The Roman Empire: "comparison" maps of "successor" Empires


This page contains maps of three Empires that came after the end of the Roman Empire, which were "successors" in the sense that they contained an Imperial city (Rome or New Rome). I compare them at their height to the Roman Empire at various times. I also include the kingdom of Greece, even though this was not an Empire and did not include New Rome.


> Ottoman Empire in 1606.

The first successor Empire came into being immediately following the end of the Roman Empire in 1453. It was the Ottoman Empire, with Constantinople as its capital. Named after its first ruler, Osman (1280-1324), it grew fairly steadily for three centuries to the early 17th century. It then declined fairly steadily for another three centuries until its end in 1923 when the modern state of Turkey replaced it. Above it is shown at its peak, in 1606, following the successful conclusion of a war with the Hapsburg Empire which extended the Ottomans' hold over Hungary. In the east, however, a war since 1603 with Safavid Persia was going badly, and would lead to the loss of significant territory by 1639.  Its territories here are comparable to that of the Byzantine Empire in 564, under Justinian, shown below. The Byzantine Empire at its peak extended a lot further west, but the Ottoman Empire extended further east, north, and south. The Byzantine Empire lasted almost 900 years after its peak; the Ottoman Empire little more than 300.
 

< Byzantine Empire in 564.



> Napoleon's Empire in 1812

The second successor Empire was Napoleon's Empire of the French. As the most successful general of the French revolution, Napoleon made himself dictator of France in 1799. In imitation of Classical Rome, he took the title of First Consul. In 1804, he followed the lead of that earlier Emperor of the Franks, Charlemagne, by being crowned Emperor in Rome. Pointedly unlike Charlemagne, however, he took the crown from the Pope and placed it on his own head himself. In 1809 he annexed the Papal States, bringing Rome into his Empire. His Empire reached its height in 1812 as shown above. The stippled areas were mostly ruled by members of Napoleon's family. Of the great powers, only Britain and Russia remained in opposition to him. In 1812 he marched east with an army of half a million men to bring the Czar into line. This campaign was a disaster, and the next year all of Europe rose against him. With his final defeat in 1815, Napoleon's Empire crumbled to nothing. Yet at its height, it was well comparable to Charlemagne's Empire 1000 years before, as shown below.
 

< Charlemagne's Empire in 812


> Fascist Empire in 1942

The third successor Empire was Mussolini's Fascist Italian Empire (1922-1943). It was named after the Fasces, a bundle of sticks symbolizing authority in the ancient Republic of Rome.
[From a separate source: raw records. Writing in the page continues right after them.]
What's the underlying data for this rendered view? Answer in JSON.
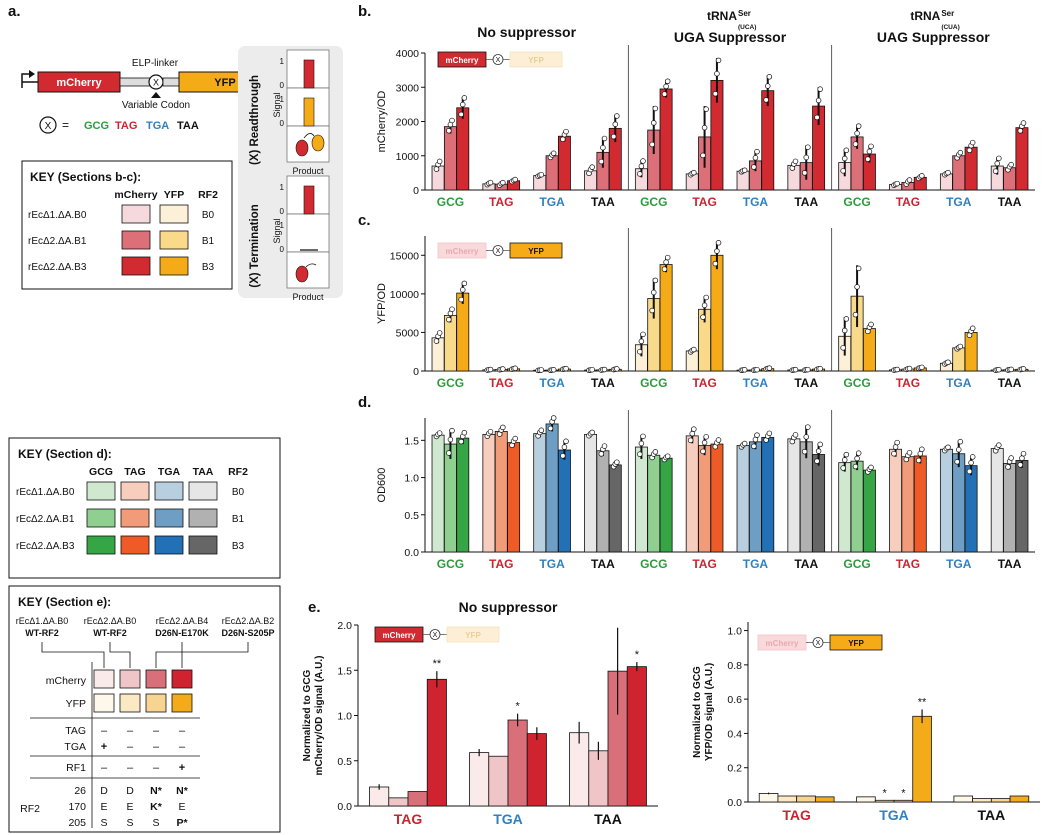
{
  "colors": {
    "mc": [
      "#f6d9dd",
      "#dc6f78",
      "#d22a31"
    ],
    "yf": [
      "#fdf0d8",
      "#f9d98a",
      "#f5ab18"
    ],
    "od": {
      "GCG": [
        "#cfe8cf",
        "#8fcf8f",
        "#36a546"
      ],
      "TAG": [
        "#f7cebd",
        "#f29b79",
        "#ee5b26"
      ],
      "TGA": [
        "#b8cfe0",
        "#6e9ec4",
        "#2270b5"
      ],
      "TAA": [
        "#e6e6e6",
        "#b1b1b1",
        "#666666"
      ]
    },
    "e_mc": [
      "#fbeaea",
      "#efc5c8",
      "#d96f78",
      "#cf2430"
    ],
    "e_yf": [
      "#fef8ea",
      "#fbe9c3",
      "#f8d493",
      "#f3ab1a"
    ],
    "codon": {
      "GCG": "#2a9d3a",
      "TAG": "#c9242f",
      "TGA": "#2f80c0",
      "TAA": "#111111"
    }
  },
  "labels": {
    "a": "a.",
    "b": "b.",
    "c": "c.",
    "d": "d.",
    "e": "e.",
    "elp_linker": "ELP-linker",
    "variable_codon": "Variable Codon",
    "mcherry": "mCherry",
    "yfp": "YFP",
    "x": "X",
    "eq": "=",
    "codons": [
      "GCG",
      "TAG",
      "TGA",
      "TAA"
    ],
    "readthrough": "(X) Readthrough",
    "termination": "(X) Termination",
    "signal": "Signal",
    "product": "Product",
    "one": "1",
    "zero": "0"
  },
  "key_bc": {
    "title": "KEY (Sections b-c):",
    "cols": [
      "mCherry",
      "YFP",
      "RF2"
    ],
    "rows": [
      {
        "strain": "rEcΔ1.ΔA.B0",
        "rf2": "B0"
      },
      {
        "strain": "rEcΔ2.ΔA.B1",
        "rf2": "B1"
      },
      {
        "strain": "rEcΔ2.ΔA.B3",
        "rf2": "B3"
      }
    ]
  },
  "key_d": {
    "title": "KEY (Section d):",
    "cols": [
      "GCG",
      "TAG",
      "TGA",
      "TAA",
      "RF2"
    ],
    "rows": [
      {
        "strain": "rEcΔ1.ΔA.B0",
        "rf2": "B0"
      },
      {
        "strain": "rEcΔ2.ΔA.B1",
        "rf2": "B1"
      },
      {
        "strain": "rEcΔ2.ΔA.B3",
        "rf2": "B3"
      }
    ]
  },
  "key_e": {
    "title": "KEY (Section e):",
    "strains": [
      [
        "rEcΔ1.ΔA.B0",
        "WT-RF2"
      ],
      [
        "rEcΔ2.ΔA.B0",
        "WT-RF2"
      ],
      [
        "rEcΔ2.ΔA.B4",
        "D26N-E170K"
      ],
      [
        "rEcΔ2.ΔA.B2",
        "D26N-S205P"
      ]
    ],
    "row_mc": "mCherry",
    "row_yf": "YFP",
    "tag": "TAG",
    "tga": "TGA",
    "rf1": "RF1",
    "rf2": "RF2",
    "tag_vals": [
      "–",
      "–",
      "–",
      "–"
    ],
    "tga_vals": [
      "+",
      "–",
      "–",
      "–"
    ],
    "rf1_vals": [
      "–",
      "–",
      "–",
      "+"
    ],
    "pos": [
      "26",
      "170",
      "205"
    ],
    "res": [
      [
        "D",
        "D",
        "N*",
        "N*"
      ],
      [
        "E",
        "E",
        "K*",
        "E"
      ],
      [
        "S",
        "S",
        "S",
        "P*"
      ]
    ]
  },
  "chart_data": [
    {
      "type": "bar",
      "id": "b",
      "ylabel": "mCherry/OD",
      "ylim": [
        0,
        4000
      ],
      "yticks": [
        0,
        1000,
        2000,
        3000,
        4000
      ],
      "groups": [
        {
          "title": "No suppressor"
        },
        {
          "title": "tRNA",
          "sup": "Ser",
          "sub": "(UCA)",
          "title2": "UGA Suppressor"
        },
        {
          "title": "tRNA",
          "sup": "Ser",
          "sub": "(CUA)",
          "title2": "UAG Suppressor"
        }
      ],
      "categories": [
        "GCG",
        "TAG",
        "TGA",
        "TAA"
      ],
      "series": [
        {
          "name": "rEcΔ1.ΔA.B0",
          "values": [
            [
              700,
              180,
              420,
              560
            ],
            [
              620,
              470,
              550,
              720
            ],
            [
              800,
              160,
              470,
              700
            ]
          ],
          "err": [
            [
              150,
              40,
              30,
              120
            ],
            [
              250,
              40,
              30,
              130
            ],
            [
              400,
              30,
              40,
              250
            ]
          ]
        },
        {
          "name": "rEcΔ2.ΔA.B1",
          "values": [
            [
              1850,
              170,
              1000,
              1100
            ],
            [
              1750,
              1550,
              850,
              800
            ],
            [
              1550,
              220,
              1000,
              650
            ]
          ],
          "err": [
            [
              200,
              50,
              80,
              450
            ],
            [
              700,
              900,
              300,
              500
            ],
            [
              350,
              80,
              100,
              100
            ]
          ]
        },
        {
          "name": "rEcΔ2.ΔA.B3",
          "values": [
            [
              2400,
              270,
              1570,
              1800
            ],
            [
              2950,
              3200,
              2900,
              2450
            ],
            [
              1050,
              370,
              1250,
              1820
            ]
          ],
          "err": [
            [
              320,
              40,
              150,
              400
            ],
            [
              250,
              650,
              450,
              550
            ],
            [
              250,
              50,
              150,
              150
            ]
          ]
        }
      ]
    },
    {
      "type": "bar",
      "id": "c",
      "ylabel": "YFP/OD",
      "ylim": [
        0,
        17500
      ],
      "yticks": [
        0,
        5000,
        10000,
        15000
      ],
      "categories": [
        "GCG",
        "TAG",
        "TGA",
        "TAA"
      ],
      "series": [
        {
          "name": "rEcΔ1.ΔA.B0",
          "values": [
            [
              4300,
              150,
              100,
              120
            ],
            [
              3400,
              2600,
              120,
              130
            ],
            [
              4500,
              150,
              1000,
              130
            ]
          ],
          "err": [
            [
              700,
              50,
              40,
              50
            ],
            [
              1500,
              200,
              40,
              50
            ],
            [
              2500,
              50,
              150,
              50
            ]
          ]
        },
        {
          "name": "rEcΔ2.ΔA.B1",
          "values": [
            [
              7200,
              200,
              120,
              150
            ],
            [
              9400,
              8000,
              130,
              140
            ],
            [
              9700,
              250,
              3000,
              160
            ]
          ],
          "err": [
            [
              900,
              60,
              40,
              50
            ],
            [
              2600,
              1700,
              40,
              50
            ],
            [
              4000,
              80,
              200,
              50
            ]
          ]
        },
        {
          "name": "rEcΔ2.ΔA.B3",
          "values": [
            [
              10100,
              280,
              250,
              220
            ],
            [
              13800,
              15000,
              300,
              250
            ],
            [
              5500,
              400,
              5000,
              220
            ]
          ],
          "err": [
            [
              1400,
              80,
              60,
              60
            ],
            [
              1000,
              1800,
              80,
              60
            ],
            [
              600,
              80,
              600,
              60
            ]
          ]
        }
      ]
    },
    {
      "type": "bar",
      "id": "d",
      "ylabel": "OD600",
      "ylim": [
        0,
        1.8
      ],
      "yticks": [
        0.0,
        0.5,
        1.0,
        1.5
      ],
      "categories": [
        "GCG",
        "TAG",
        "TGA",
        "TAA"
      ],
      "series": [
        {
          "name": "rEcΔ1.ΔA.B0",
          "values": [
            [
              1.57,
              1.58,
              1.59,
              1.58
            ],
            [
              1.41,
              1.56,
              1.43,
              1.52
            ],
            [
              1.2,
              1.38,
              1.38,
              1.39
            ]
          ],
          "err": [
            [
              0.03,
              0.04,
              0.05,
              0.03
            ],
            [
              0.16,
              0.1,
              0.03,
              0.06
            ],
            [
              0.12,
              0.1,
              0.03,
              0.05
            ]
          ]
        },
        {
          "name": "rEcΔ2.ΔA.B1",
          "values": [
            [
              1.45,
              1.62,
              1.72,
              1.36
            ],
            [
              1.3,
              1.43,
              1.48,
              1.48
            ],
            [
              1.22,
              1.28,
              1.32,
              1.19
            ]
          ],
          "err": [
            [
              0.2,
              0.06,
              0.1,
              0.07
            ],
            [
              0.05,
              0.13,
              0.1,
              0.22
            ],
            [
              0.12,
              0.06,
              0.18,
              0.08
            ]
          ]
        },
        {
          "name": "rEcΔ2.ΔA.B3",
          "values": [
            [
              1.53,
              1.47,
              1.37,
              1.17
            ],
            [
              1.26,
              1.45,
              1.54,
              1.31
            ],
            [
              1.1,
              1.29,
              1.16,
              1.23
            ]
          ],
          "err": [
            [
              0.08,
              0.06,
              0.13,
              0.04
            ],
            [
              0.03,
              0.06,
              0.06,
              0.15
            ],
            [
              0.04,
              0.1,
              0.13,
              0.1
            ]
          ]
        }
      ]
    },
    {
      "type": "bar",
      "id": "e_left",
      "title": "No suppressor",
      "ylabel": "Normalized to GCG",
      "ylabel2": "mCherry/OD signal (A.U.)",
      "ylim": [
        0,
        2.0
      ],
      "yticks": [
        0.0,
        0.5,
        1.0,
        1.5,
        2.0
      ],
      "categories": [
        "TAG",
        "TGA",
        "TAA"
      ],
      "series_names": [
        "rEcΔ1.ΔA.B0",
        "rEcΔ2.ΔA.B0",
        "rEcΔ2.ΔA.B4",
        "rEcΔ2.ΔA.B2"
      ],
      "values": [
        [
          0.21,
          0.09,
          0.16,
          1.4
        ],
        [
          0.59,
          0.55,
          0.95,
          0.8
        ],
        [
          0.81,
          0.61,
          1.49,
          1.54
        ]
      ],
      "err": [
        [
          0.03,
          0.0,
          0.0,
          0.09
        ],
        [
          0.04,
          0.0,
          0.07,
          0.07
        ],
        [
          0.12,
          0.1,
          0.48,
          0.05
        ]
      ],
      "sig": [
        [
          "",
          "",
          "",
          "**"
        ],
        [
          "",
          "",
          "*",
          ""
        ],
        [
          "",
          "",
          "",
          "*"
        ]
      ]
    },
    {
      "type": "bar",
      "id": "e_right",
      "ylabel": "Normalized  to GCG",
      "ylabel2": "YFP/OD signal (A.U.)",
      "ylim": [
        0,
        1.05
      ],
      "yticks": [
        0.0,
        0.2,
        0.4,
        0.6,
        0.8,
        1.0
      ],
      "categories": [
        "TAG",
        "TGA",
        "TAA"
      ],
      "series_names": [
        "rEcΔ1.ΔA.B0",
        "rEcΔ2.ΔA.B0",
        "rEcΔ2.ΔA.B4",
        "rEcΔ2.ΔA.B2"
      ],
      "values": [
        [
          0.05,
          0.035,
          0.035,
          0.03
        ],
        [
          0.03,
          0.01,
          0.01,
          0.5
        ],
        [
          0.035,
          0.02,
          0.02,
          0.035
        ]
      ],
      "err": [
        [
          0.005,
          0,
          0,
          0
        ],
        [
          0,
          0,
          0,
          0.04
        ],
        [
          0,
          0,
          0,
          0
        ]
      ],
      "sig": [
        [
          "",
          "",
          "",
          ""
        ],
        [
          "",
          "*",
          "*",
          "**"
        ],
        [
          "",
          "",
          "",
          ""
        ]
      ]
    }
  ]
}
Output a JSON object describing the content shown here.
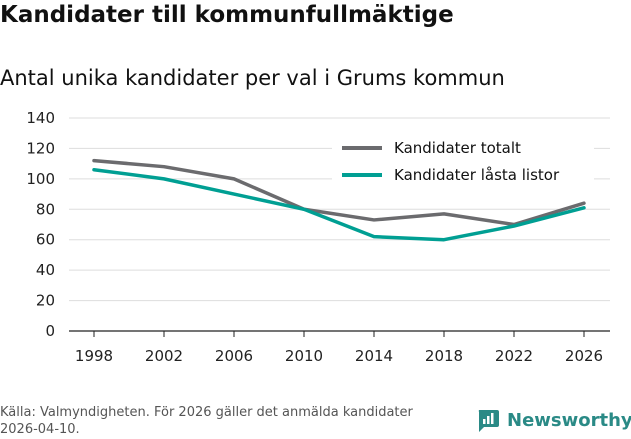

Mussolini portrayed himself as the new Julius Caesar, and then the new Augustus. Around the turn of the century the kingdom of Italy had taken Libya and Somalia (south of this map) in Africa. Mussolini's only real success at Empire building was his annexation of Ethiopia (south of this map) in 1936 and Albania in 1939. In the Second World War, Italian forces were at first humbled by the Greek army. The Italians were able to annex (solid) or occupy (stippled) the European territories shown above only with German assistance. Just one year later Italy was invaded by the British and Americans, and Mussolini overthrown.  At its height, the Fascist Italian Empire plus the areas in occupied was comparable to the Republican Roman Empire in 146 BC, when it had just become indisputably the greatest power in the northern Mediterranean. The map for this time, which is not reproduced anywhere else in this site, is shown below.
 

< Roman Empire in 146 BC



> Greek Kingdom in 1921

The last state shown does not strictly belong, as it was not an Empire, and did not contain New Rome. However, I could not resist showing the Greek Kingdom in 1921. This was after the First World War, when the Ottoman Empire was on the losing side. Its territories south of Anatolia and Armenia had already been lost to British and French forces, and much of its other territories occupied by the Allies (Britain, France, Italy and Greece). In 1920 the Allies decided to recreate a large Armenian state, give Smyrna and its hinterland to Greece, and make Constantinople and the straits an international area. The Ottoman Sultan agreed to these terms, but nationalist Turks refused to accept this further loss of territory. In the ensuing civil war, Greece saw its chance to recreate a Greek state encompassing western Anatolia as well as European Greece. By 1921 Greek forces controlled the area shown above (also including southern Albania, which was occupied 1918-23). With the notable exception of Constantinople, almost all of the area held by the Byzantine Empire before its collapse in 1204  was briefly under Greek control again. (The map below which shows this is not reproduced elsewhere in this site.) But the nationalist Turks under Kemal (later Attaturk) won their civil war, and by 1923 had beaten the Greek army and negotiated the withdrawal of the other Allied forces. Following this, both sides expelled their ethnic minorities, so that western Anatolia became overwhelmingly Turkish for the first time, and the southern Balkans (apart from Istanbul and its hinterland) overwhelmingly Greek. There was to be no Byzantine restoration, and no demographic justification for one in the future.